Tuesday, December 26, 2006

The Best Of Christmas


The best part of Christmas are the quiet days that follow. I love the time that settles in to really have time to read the books and make tiny portions of your favourite foods and when you eat, that you are able to taste and enjoy them. The projects done and the year coming to an end , there is time to think about the what next in life.
Christmas was quiet and magical. Three generations, adopted friend family and pets that think that they are family too. It was lovely to light candles and share in our very toned down way. I felt so very blessed with all three of the children home . They make everyday for me and my husband pulled off an amazing feast for us all. Twenty-five years and I feel like a bride always.
Janet

Monday, December 18, 2006

A riddle

A friend taken too soon and a baby's bowl. Hope that helps.

Punch and Judy's

It is so very hard to believe that the year is almost out. So many things that I so intended to do went by the wayside and so many surprizes again, and blessings again came my way. One happy surprize was how well all my dolls and handwork have been recieved this year. My fingers are itching to start new projects even before the first are done. I know that more Punch and Judies have been asked for as well as baby slippers and some more children's classes.
The first thing is to get the paper work to the Doctor and relax into Christmas. The tree is up and the main floor decorated. Other than gingerbread and cardamon bread we never do baking. It is just not something we need a great deal of. We will have the dinner agoin here this year. It is becoming the Christams house. I am so happy that all the children are here and that we will all be together.
One big thing will be to connect to other doll makers with this forum. I would love to connect out there. Northern Ontario is wonderful but quiet on the doll front. Janet

Wednesday, December 6, 2006

Stupid System

So I went to the Doctor today. I needed refills on my pain medications. While I was there I got a news flash. He finally figures out that I have no income. The injury insurance that I recieved stopped 3 years ago ! What does he think that I have been living on.

Tuesday, December 5, 2006

Help!

I am still trying to figure out how to get here without going through someone else's spot..so I guess I should just favourite it. It is amazing how slow I am about these things.
I ran into an old friend today. It has been since the day he was married since I have seen him last. That was 25 years ago !
And if you don't know it yet - Time and life go really quickly. So there we stood in the airport , passing in our lives, 7 mins. to connect and we really did. It hit me that we were better. I mean that aging has done us well and damn we both look good. It was a real boost to know that his huge hug was real and that all that high school stuff was there to connect us but as grown ups we connect too.
He works as a musician and does concerts everywhere and has been here not so long ago. He will be back and we will see each other for a longer visit. Damn....a good damn but damn.
Mom left after one of the best visits we have ever had.
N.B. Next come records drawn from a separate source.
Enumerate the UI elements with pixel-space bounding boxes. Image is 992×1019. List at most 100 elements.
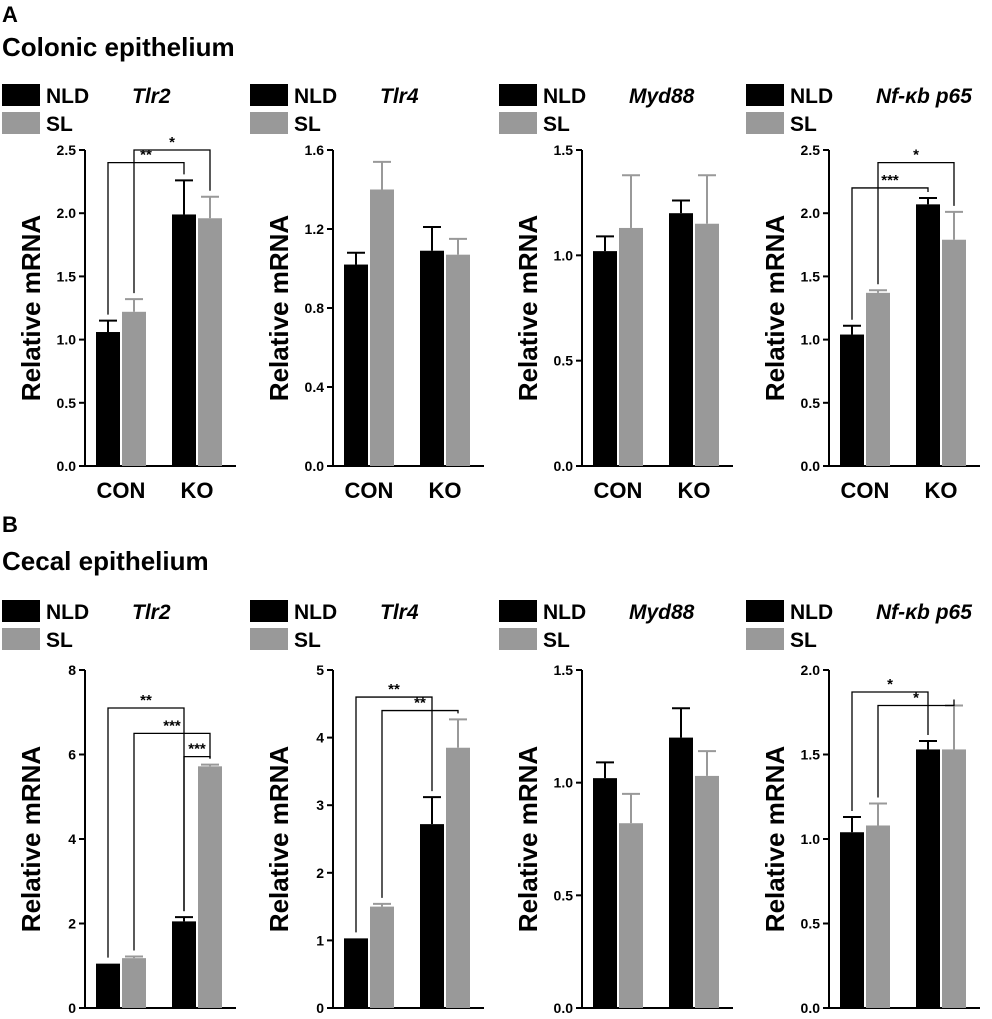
y-tick-label: 1.5 — [801, 747, 821, 763]
category-label-con: CON — [345, 478, 394, 503]
legend-swatch-sl — [2, 628, 40, 650]
bar-nld-con — [344, 264, 368, 466]
bar-sl-con — [866, 292, 890, 466]
y-tick-label: 1.5 — [801, 268, 821, 284]
legend-label-sl: SL — [46, 629, 73, 652]
y-tick-label: 0.0 — [554, 1000, 574, 1016]
bar-nld-ko — [669, 737, 693, 1008]
bar-sl-con — [866, 825, 890, 1008]
legend-label-sl: SL — [46, 113, 73, 136]
bar-nld-ko — [420, 250, 444, 466]
legend-swatch-sl — [250, 628, 288, 650]
chart-b-4: NLD SL Nf-κb p65 Relative mRNA 0.0 0.5 1.0 1.5 2… — [746, 600, 980, 1016]
bar-nld-ko — [916, 204, 940, 467]
y-tick-label: 2.5 — [57, 142, 77, 158]
legend-label-sl: SL — [790, 113, 817, 136]
category-label-ko: KO — [429, 478, 462, 503]
bar-sl-con — [122, 311, 146, 466]
bar-nld-con — [593, 778, 617, 1008]
legend-swatch-sl — [499, 112, 537, 134]
legend-label-nld: NLD — [294, 601, 337, 624]
chart-a-4: NLD SL Nf-κb p65 Relative mRNA 0.0 0.5 1.0 1.5 2… — [746, 84, 980, 503]
bar-sl-con — [619, 823, 643, 1008]
y-tick-label: 1 — [316, 932, 324, 948]
y-tick-label: 2 — [68, 916, 76, 932]
y-axis-label: Relative mRNA — [264, 746, 294, 933]
legend-swatch-nld — [250, 600, 288, 622]
significance-label: ** — [140, 147, 152, 164]
chart-a-3: NLD SL Myd88 Relative mRNA 0.0 0.5 1.0 1.5 CON KO — [499, 84, 733, 503]
y-tick-label: 1.2 — [305, 221, 325, 237]
y-tick-label: 6 — [68, 747, 76, 763]
legend-swatch-sl — [2, 112, 40, 134]
significance-bracket — [851, 691, 929, 812]
bar-sl-ko — [695, 775, 719, 1008]
significance-label: *** — [881, 172, 899, 189]
charts-layer: NLD SL Tlr2 Relative mRNA 0.0 0.5 1.0 1.5 2.0 2.5… — [2, 84, 980, 1016]
bar-sl-ko — [695, 223, 719, 466]
y-axis-label: Relative mRNA — [16, 746, 46, 933]
significance-bracket — [355, 696, 433, 933]
bar-sl-ko — [446, 747, 470, 1008]
significance-label: * — [913, 147, 919, 164]
legend-label-sl: SL — [543, 113, 570, 136]
category-label-con: CON — [97, 478, 146, 503]
y-tick-label: 4 — [316, 730, 324, 746]
y-tick-label: 1.0 — [554, 247, 574, 263]
legend-label-sl: SL — [294, 113, 321, 136]
y-axis-label: Relative mRNA — [513, 746, 543, 933]
y-tick-label: 1.0 — [554, 775, 574, 791]
gene-label: Tlr4 — [380, 85, 419, 108]
y-tick-label: 1.5 — [57, 268, 77, 284]
legend-swatch-sl — [746, 628, 784, 650]
gene-label: Tlr4 — [380, 601, 419, 624]
y-tick-label: 1.5 — [554, 662, 574, 678]
y-axis-label: Relative mRNA — [760, 215, 790, 402]
significance-label: ** — [140, 692, 152, 709]
panel-letter-a: A — [2, 2, 18, 27]
gene-label: Myd88 — [629, 601, 695, 624]
legend-swatch-sl — [499, 628, 537, 650]
y-tick-label: 0 — [68, 1000, 76, 1016]
y-tick-label: 3 — [316, 797, 324, 813]
bar-nld-con — [344, 938, 368, 1008]
category-label-ko: KO — [678, 478, 711, 503]
significance-bracket — [381, 709, 459, 898]
legend-swatch-nld — [2, 600, 40, 622]
chart-a-1: NLD SL Tlr2 Relative mRNA 0.0 0.5 1.0 1.5 2.0 2.5… — [2, 84, 236, 503]
panel-letter-b: B — [2, 512, 18, 537]
significance-bracket — [877, 699, 955, 798]
bar-nld-con — [840, 832, 864, 1008]
significance-bracket — [133, 732, 211, 951]
legend-label-nld: NLD — [543, 601, 586, 624]
y-axis-label: Relative mRNA — [513, 215, 543, 402]
y-tick-label: 0.5 — [57, 395, 77, 411]
legend-swatch-sl — [746, 112, 784, 134]
y-tick-label: 2.5 — [801, 142, 821, 158]
legend-swatch-nld — [499, 600, 537, 622]
bar-nld-con — [96, 332, 120, 466]
gene-label: Tlr2 — [132, 601, 171, 624]
y-tick-label: 0.5 — [554, 887, 574, 903]
y-tick-label: 0.4 — [305, 379, 325, 395]
y-tick-label: 0.0 — [305, 458, 325, 474]
section-title-cecal: Cecal epithelium — [2, 546, 209, 576]
bar-sl-ko — [446, 254, 470, 466]
gene-label: Tlr2 — [132, 85, 171, 108]
y-tick-label: 4 — [68, 831, 76, 847]
bar-nld-ko — [916, 749, 940, 1008]
y-axis-label: Relative mRNA — [264, 215, 294, 402]
category-label-con: CON — [594, 478, 643, 503]
legend-swatch-sl — [250, 112, 288, 134]
bar-nld-con — [840, 334, 864, 466]
y-tick-label: 0.5 — [801, 916, 821, 932]
y-tick-label: 8 — [68, 662, 76, 678]
category-label-ko: KO — [925, 478, 958, 503]
legend-label-nld: NLD — [790, 601, 833, 624]
y-tick-label: 1.5 — [554, 142, 574, 158]
legend-swatch-nld — [250, 84, 288, 106]
significance-bracket — [877, 161, 955, 285]
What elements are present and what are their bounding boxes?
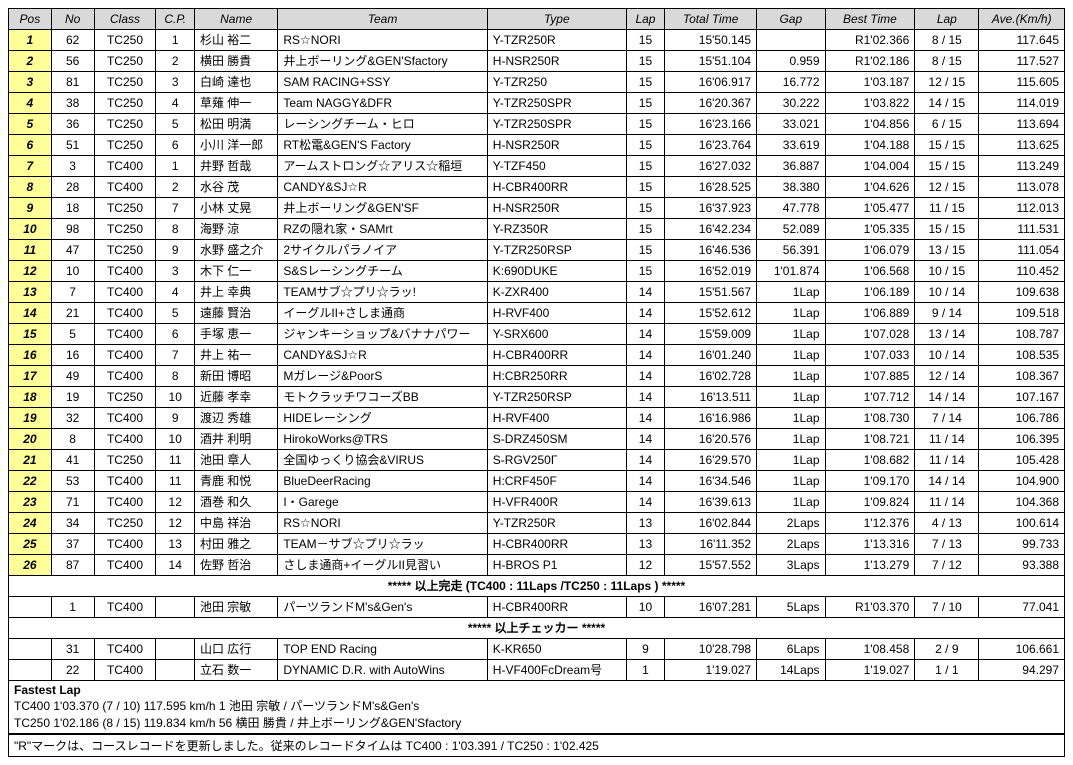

It was as close to perfect as I have ever known with her. The only stuff that she does not get is the physical pain. This fibro really sucks and as soon as she was gone I was unconscious. Woke to find that there was heavy snow out front and that my daughter was waiting for her ride outside her work . Scary fishtailing all the way with frosted windshield. I had forgotten that dh had to work and so we had cereal for supper.
The mom lesson she left me with was to take care of myself so I take myself off to bed. Goal to list 2 things on etsy this week.- - Janet

Sunday, December 3, 2006

What Now ?

For a long while I have been a lurker. I have been floating from people's post to their list of contacts wondering what all of this could be about. It seems somehow that if I can't write my best friend and get that letter posted what am I doing here at 1 am writing to outer space. However the more bloggers that I read I do seem to find kindred souls out there that just might have something that we can share.
The house is quiet now. All the beds are filled but mine and I should be there, but I am here. I am on a bit of an emotional wheel right now. This time of year always brings that , but my mother is visiting for the first time in 7 years to my home....it is usually the other way around as I go to the family summer place. Her age is starting to touch me. Even though she is not acting any differently, I have begun to realize that not many people have their moms at my age. She is now 75.
I am also starting to really know that there are somethings that will never be straightened out and that biting ones tonge can be a great public service and so I am. It has made the visit very pleasant, this new found maturity of mine (lol) but I am a bit bruised. I watch my kids watch us and hope that they will be kind to me one day.